I don’t want to minimize the Civil War, but this story reminds me of modern sports fans trying to come to grips with losses by their favorite sports teams. How could it be? Here a southern newspaper deals with the undoubted federal victory at Mill Springs by placing the blame on foreigners and a southern traitor.
From the Richmond Daily Dispatch January 30, 1862:
Renegade Southerners.
The Federal press announce that one of the successful Federal Generals at Somerset, Thomas, is a Virginian, and the other, SchÅpff [Schoepf], a foreigner, who came to this country as a porter, and has had the good luck to rise to his present position.
So far as Thomas is concerned, if he be a Virginia, he is not the only renegade from this Commonwealth who has stained his hands in the blood of her children, but we marvel that the Yankees should take pride in having such allies.
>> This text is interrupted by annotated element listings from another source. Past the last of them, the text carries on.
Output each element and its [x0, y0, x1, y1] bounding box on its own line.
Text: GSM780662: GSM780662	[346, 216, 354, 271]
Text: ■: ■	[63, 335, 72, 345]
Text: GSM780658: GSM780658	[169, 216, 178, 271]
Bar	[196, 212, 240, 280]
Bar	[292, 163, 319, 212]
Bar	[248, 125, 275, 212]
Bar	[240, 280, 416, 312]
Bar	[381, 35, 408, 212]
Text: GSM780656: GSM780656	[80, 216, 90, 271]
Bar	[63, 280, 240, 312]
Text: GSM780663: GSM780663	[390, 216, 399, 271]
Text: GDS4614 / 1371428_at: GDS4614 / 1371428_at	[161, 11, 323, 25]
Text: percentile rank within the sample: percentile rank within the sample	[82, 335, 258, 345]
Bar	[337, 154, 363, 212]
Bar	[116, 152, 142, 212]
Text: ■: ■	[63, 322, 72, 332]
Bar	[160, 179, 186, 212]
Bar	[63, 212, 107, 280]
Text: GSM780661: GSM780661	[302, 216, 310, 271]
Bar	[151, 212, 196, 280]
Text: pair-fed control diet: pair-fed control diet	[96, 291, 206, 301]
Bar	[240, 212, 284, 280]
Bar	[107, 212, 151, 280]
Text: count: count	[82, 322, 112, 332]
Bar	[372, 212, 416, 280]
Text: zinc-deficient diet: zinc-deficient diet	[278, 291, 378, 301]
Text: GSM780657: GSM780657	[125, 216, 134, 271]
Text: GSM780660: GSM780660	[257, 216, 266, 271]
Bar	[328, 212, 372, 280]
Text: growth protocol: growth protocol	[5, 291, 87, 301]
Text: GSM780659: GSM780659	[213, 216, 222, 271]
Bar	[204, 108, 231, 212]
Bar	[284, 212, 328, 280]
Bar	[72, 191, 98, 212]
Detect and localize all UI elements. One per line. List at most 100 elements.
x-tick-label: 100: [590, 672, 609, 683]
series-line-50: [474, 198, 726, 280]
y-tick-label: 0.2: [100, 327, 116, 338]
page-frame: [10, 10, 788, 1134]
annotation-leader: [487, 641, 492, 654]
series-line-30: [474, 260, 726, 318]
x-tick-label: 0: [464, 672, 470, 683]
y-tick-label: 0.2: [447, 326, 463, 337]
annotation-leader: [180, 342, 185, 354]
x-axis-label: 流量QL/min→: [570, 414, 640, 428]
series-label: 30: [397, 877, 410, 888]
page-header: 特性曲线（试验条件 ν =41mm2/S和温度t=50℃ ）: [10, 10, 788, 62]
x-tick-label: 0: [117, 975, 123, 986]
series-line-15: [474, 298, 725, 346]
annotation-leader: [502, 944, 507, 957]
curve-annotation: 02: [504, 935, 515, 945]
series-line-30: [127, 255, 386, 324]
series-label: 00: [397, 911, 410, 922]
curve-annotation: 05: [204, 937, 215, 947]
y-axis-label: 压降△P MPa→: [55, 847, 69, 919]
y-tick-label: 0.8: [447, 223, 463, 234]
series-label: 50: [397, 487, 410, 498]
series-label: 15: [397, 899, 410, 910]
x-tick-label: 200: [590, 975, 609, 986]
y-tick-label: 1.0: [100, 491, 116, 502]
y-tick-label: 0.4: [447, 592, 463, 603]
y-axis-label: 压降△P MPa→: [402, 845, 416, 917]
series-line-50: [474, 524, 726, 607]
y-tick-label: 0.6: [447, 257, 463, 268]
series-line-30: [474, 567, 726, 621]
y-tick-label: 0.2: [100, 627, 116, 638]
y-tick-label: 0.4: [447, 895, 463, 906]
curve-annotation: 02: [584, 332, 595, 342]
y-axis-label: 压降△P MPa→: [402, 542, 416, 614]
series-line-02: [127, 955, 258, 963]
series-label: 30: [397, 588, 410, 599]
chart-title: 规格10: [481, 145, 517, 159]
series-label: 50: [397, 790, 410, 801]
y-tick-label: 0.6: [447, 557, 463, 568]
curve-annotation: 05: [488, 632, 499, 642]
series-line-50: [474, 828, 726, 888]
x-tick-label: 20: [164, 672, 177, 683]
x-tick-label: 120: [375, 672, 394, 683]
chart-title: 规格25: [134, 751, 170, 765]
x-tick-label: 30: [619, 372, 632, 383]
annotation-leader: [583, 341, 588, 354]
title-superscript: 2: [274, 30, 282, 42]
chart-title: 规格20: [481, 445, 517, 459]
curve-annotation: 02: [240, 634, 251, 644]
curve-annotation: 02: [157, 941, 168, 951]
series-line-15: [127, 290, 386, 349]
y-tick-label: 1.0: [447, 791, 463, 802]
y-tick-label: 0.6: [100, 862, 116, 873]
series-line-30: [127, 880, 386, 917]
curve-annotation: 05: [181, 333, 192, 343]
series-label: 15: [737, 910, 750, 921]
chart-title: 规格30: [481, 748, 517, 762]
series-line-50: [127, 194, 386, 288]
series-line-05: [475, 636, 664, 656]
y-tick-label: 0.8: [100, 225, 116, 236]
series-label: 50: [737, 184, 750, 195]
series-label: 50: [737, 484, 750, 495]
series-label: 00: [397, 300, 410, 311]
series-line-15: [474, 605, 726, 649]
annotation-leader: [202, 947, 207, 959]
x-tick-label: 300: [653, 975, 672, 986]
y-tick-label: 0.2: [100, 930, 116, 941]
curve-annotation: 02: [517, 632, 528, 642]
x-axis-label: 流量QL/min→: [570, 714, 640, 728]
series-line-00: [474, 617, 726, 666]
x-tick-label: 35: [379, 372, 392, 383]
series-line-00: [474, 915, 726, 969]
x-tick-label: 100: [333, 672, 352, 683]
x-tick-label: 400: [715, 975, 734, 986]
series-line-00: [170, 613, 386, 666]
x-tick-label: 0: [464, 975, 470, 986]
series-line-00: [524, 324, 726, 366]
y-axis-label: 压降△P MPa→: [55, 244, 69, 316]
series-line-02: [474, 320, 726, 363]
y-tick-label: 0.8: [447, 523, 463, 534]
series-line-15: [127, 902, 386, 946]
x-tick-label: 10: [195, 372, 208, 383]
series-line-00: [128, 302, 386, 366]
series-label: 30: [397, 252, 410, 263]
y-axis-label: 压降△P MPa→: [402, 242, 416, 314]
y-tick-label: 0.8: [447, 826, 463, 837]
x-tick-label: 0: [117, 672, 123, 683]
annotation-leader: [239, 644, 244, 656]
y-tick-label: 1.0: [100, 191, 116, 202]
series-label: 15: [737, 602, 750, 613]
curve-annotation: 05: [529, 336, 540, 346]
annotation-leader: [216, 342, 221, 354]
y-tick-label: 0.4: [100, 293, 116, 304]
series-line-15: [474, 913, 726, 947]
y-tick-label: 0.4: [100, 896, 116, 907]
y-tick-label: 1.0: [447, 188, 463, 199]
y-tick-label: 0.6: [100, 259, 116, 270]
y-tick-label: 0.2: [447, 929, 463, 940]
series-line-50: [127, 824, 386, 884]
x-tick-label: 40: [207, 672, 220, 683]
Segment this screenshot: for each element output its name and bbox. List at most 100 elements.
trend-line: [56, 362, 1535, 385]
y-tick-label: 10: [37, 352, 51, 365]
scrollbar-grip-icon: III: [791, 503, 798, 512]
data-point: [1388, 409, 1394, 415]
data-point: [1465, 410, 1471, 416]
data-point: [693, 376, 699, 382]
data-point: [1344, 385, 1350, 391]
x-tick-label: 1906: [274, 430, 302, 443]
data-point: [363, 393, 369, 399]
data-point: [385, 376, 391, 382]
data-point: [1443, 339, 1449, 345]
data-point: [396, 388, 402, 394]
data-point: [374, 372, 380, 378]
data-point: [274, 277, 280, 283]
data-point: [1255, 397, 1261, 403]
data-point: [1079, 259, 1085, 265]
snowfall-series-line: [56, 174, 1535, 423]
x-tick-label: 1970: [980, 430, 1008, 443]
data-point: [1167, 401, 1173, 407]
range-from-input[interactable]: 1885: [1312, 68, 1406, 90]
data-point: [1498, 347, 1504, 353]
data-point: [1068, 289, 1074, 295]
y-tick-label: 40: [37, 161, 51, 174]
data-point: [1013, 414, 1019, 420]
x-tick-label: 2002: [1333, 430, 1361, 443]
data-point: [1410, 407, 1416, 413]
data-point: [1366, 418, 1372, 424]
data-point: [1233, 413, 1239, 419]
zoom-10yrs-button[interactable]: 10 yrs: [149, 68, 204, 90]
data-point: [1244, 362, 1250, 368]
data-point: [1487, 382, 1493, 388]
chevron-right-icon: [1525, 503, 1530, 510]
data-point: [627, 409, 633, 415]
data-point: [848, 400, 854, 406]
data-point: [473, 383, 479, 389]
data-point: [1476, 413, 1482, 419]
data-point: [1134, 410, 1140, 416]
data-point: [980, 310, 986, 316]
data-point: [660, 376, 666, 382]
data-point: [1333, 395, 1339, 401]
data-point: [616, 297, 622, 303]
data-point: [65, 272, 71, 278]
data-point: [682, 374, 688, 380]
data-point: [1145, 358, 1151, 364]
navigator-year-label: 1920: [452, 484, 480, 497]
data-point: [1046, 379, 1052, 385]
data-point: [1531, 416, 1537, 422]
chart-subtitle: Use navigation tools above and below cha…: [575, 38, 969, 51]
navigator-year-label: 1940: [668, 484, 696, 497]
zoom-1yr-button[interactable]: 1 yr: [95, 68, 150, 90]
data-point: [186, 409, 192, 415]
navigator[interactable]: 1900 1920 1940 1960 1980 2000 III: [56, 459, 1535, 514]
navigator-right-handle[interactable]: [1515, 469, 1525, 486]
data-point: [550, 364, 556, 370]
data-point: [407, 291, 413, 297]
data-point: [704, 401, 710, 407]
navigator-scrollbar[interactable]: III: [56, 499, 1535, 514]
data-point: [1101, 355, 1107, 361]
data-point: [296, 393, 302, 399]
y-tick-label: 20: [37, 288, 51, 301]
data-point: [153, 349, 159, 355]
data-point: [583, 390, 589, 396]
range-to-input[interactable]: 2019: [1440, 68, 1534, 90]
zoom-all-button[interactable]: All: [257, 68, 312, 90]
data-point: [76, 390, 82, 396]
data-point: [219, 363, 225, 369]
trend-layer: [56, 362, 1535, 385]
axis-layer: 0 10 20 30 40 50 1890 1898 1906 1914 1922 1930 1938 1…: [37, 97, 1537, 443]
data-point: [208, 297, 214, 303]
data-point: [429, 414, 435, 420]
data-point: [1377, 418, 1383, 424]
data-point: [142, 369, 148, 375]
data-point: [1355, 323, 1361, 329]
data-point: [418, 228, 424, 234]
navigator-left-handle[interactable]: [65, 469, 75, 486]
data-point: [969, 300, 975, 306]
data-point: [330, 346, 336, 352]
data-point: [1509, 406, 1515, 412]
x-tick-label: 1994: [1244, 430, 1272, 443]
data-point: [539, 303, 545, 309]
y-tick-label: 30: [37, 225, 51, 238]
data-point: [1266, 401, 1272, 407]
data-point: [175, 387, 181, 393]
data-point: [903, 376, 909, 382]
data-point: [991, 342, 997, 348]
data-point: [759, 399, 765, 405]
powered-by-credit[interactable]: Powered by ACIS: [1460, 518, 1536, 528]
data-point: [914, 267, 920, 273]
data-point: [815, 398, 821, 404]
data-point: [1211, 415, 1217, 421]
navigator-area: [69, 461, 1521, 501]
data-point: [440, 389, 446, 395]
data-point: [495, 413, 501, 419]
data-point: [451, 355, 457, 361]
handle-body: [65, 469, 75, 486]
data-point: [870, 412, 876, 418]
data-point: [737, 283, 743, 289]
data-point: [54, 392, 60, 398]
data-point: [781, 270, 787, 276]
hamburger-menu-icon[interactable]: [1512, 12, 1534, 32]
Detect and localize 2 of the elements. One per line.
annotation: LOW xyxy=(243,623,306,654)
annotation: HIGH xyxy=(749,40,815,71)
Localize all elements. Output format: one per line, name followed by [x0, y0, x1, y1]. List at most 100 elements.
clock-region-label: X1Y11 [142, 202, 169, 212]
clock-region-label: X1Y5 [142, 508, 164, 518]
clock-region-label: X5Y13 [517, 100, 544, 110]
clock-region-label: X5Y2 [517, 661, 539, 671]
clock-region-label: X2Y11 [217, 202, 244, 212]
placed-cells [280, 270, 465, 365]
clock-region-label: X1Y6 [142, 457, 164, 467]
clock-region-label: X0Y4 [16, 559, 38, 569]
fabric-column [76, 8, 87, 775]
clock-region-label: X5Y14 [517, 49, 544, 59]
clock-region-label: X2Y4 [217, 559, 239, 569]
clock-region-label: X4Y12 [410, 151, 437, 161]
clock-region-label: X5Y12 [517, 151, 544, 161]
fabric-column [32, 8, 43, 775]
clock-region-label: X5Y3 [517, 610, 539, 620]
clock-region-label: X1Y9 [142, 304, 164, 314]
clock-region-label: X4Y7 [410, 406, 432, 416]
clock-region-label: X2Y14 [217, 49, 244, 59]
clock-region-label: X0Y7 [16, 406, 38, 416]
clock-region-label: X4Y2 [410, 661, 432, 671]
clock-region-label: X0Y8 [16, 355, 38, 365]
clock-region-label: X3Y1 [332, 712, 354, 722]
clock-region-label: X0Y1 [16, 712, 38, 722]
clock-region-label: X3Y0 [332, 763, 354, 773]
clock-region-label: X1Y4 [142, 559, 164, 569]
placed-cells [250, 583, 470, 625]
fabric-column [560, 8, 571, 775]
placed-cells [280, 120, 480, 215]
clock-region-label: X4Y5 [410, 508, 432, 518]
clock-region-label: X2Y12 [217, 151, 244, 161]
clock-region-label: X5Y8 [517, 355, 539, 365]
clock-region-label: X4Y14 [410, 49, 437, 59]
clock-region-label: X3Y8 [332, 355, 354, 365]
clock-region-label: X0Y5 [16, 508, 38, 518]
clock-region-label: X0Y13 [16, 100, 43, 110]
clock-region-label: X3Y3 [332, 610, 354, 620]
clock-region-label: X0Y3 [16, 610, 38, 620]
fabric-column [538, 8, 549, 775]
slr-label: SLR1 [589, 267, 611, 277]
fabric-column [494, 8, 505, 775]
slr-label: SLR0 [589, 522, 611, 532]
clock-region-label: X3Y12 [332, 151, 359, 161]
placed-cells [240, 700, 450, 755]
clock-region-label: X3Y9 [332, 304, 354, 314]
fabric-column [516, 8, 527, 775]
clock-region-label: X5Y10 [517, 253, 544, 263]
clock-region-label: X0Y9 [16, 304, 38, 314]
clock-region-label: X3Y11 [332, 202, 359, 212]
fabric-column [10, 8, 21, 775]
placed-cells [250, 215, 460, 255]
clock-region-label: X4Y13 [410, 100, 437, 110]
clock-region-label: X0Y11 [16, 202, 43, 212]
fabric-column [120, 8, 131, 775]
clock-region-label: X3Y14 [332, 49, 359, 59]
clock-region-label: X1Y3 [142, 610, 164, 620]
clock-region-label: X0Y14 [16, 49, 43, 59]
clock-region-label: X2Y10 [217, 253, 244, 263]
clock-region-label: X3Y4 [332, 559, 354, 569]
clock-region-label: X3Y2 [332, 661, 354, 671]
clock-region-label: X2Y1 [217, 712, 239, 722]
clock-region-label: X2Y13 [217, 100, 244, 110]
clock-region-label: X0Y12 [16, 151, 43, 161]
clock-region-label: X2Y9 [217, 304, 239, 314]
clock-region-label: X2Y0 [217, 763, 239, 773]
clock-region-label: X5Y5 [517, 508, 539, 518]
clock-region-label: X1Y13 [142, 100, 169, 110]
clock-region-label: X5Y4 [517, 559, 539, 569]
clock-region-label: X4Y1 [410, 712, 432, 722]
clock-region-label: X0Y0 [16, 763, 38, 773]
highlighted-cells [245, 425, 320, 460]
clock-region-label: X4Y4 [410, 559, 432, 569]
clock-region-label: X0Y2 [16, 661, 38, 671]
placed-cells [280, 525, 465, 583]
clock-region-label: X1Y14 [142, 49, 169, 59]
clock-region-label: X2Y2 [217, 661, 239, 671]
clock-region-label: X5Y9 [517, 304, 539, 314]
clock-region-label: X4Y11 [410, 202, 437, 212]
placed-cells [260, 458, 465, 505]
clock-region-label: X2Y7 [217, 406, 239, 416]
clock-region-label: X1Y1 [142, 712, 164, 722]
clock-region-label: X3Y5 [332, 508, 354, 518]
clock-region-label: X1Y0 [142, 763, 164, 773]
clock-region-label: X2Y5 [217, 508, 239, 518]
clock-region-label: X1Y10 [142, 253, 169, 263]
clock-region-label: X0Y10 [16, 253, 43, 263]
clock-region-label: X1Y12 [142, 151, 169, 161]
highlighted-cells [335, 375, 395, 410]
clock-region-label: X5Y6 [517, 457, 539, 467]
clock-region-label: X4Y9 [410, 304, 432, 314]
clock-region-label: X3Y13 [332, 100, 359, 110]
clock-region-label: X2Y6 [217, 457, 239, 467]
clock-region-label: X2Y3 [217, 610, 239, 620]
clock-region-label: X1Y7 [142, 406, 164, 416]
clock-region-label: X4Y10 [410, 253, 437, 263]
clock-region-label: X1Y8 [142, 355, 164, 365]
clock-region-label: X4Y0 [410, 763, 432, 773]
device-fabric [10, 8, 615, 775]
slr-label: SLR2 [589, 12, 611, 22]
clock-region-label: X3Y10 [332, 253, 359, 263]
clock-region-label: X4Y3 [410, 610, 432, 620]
It ought to be far more gratifying to their national ambition to gain successes — if they can — by Yankee leadership. Their expectations, however, in that line, have not as yet been eminently fortunate. There are plenty of Southern traitors, according to their own accounts, in their camps, who however false to their native land, will fight at any rate, and all the harder perhaps because they are fighting against their own kindred, and naturally hates a land which gave birth to such monsters as themselves. The man in the North who sympathizes with the South may still be faithful to his own section, and is probably its most intelligent friend. It is not his home that is invaded, nor any of his interests that are assailed. But we have no words to express our detestation and scorn of the Southern citizen who can side with the North against his own section in a war upon the land which gave him birth, upon its firesides and altars, upon its women and children. Must not the blood that is shed, the blood of his brethren and countrymen, stain his guilty soul and haunt his evil imagination like the blood of murder! Out upon the wretches! We have never heard even of Yankees, in the whole career of their baseness, joining an invading army, for the desolation and defilement of their own homes, with the single exception of Benedict Arnold, who was a prodigy of virtue in comparison with these Southern traitors.
As for the foreign General, with the unpronounceable name, who was associated with Thomas at Somerset, and who is said to have risen from the position of porter to that of General, we consider it very doubtful whether any such exchange of avocations can be properly designated as promotion. An honest German porter at a hotel is a much more respectable character than a Yankee General of an invading army, especially an army of Ohioan, who, according to Judge Tucker, have nothing beneath them on the face of the earth but their own swine. It is of such materials, however, that the great bulk of the invading army is composed. At least two hundred thousand foreigners are arrayed under the banner of Lincoln, and endeavoring to subjugate a country which gave them refuge from despotism, and to enslave a people who were their best friends.
According to Wikipedia Albin Francisco Schoepf was already a military officer by the time he emigrated to the United States.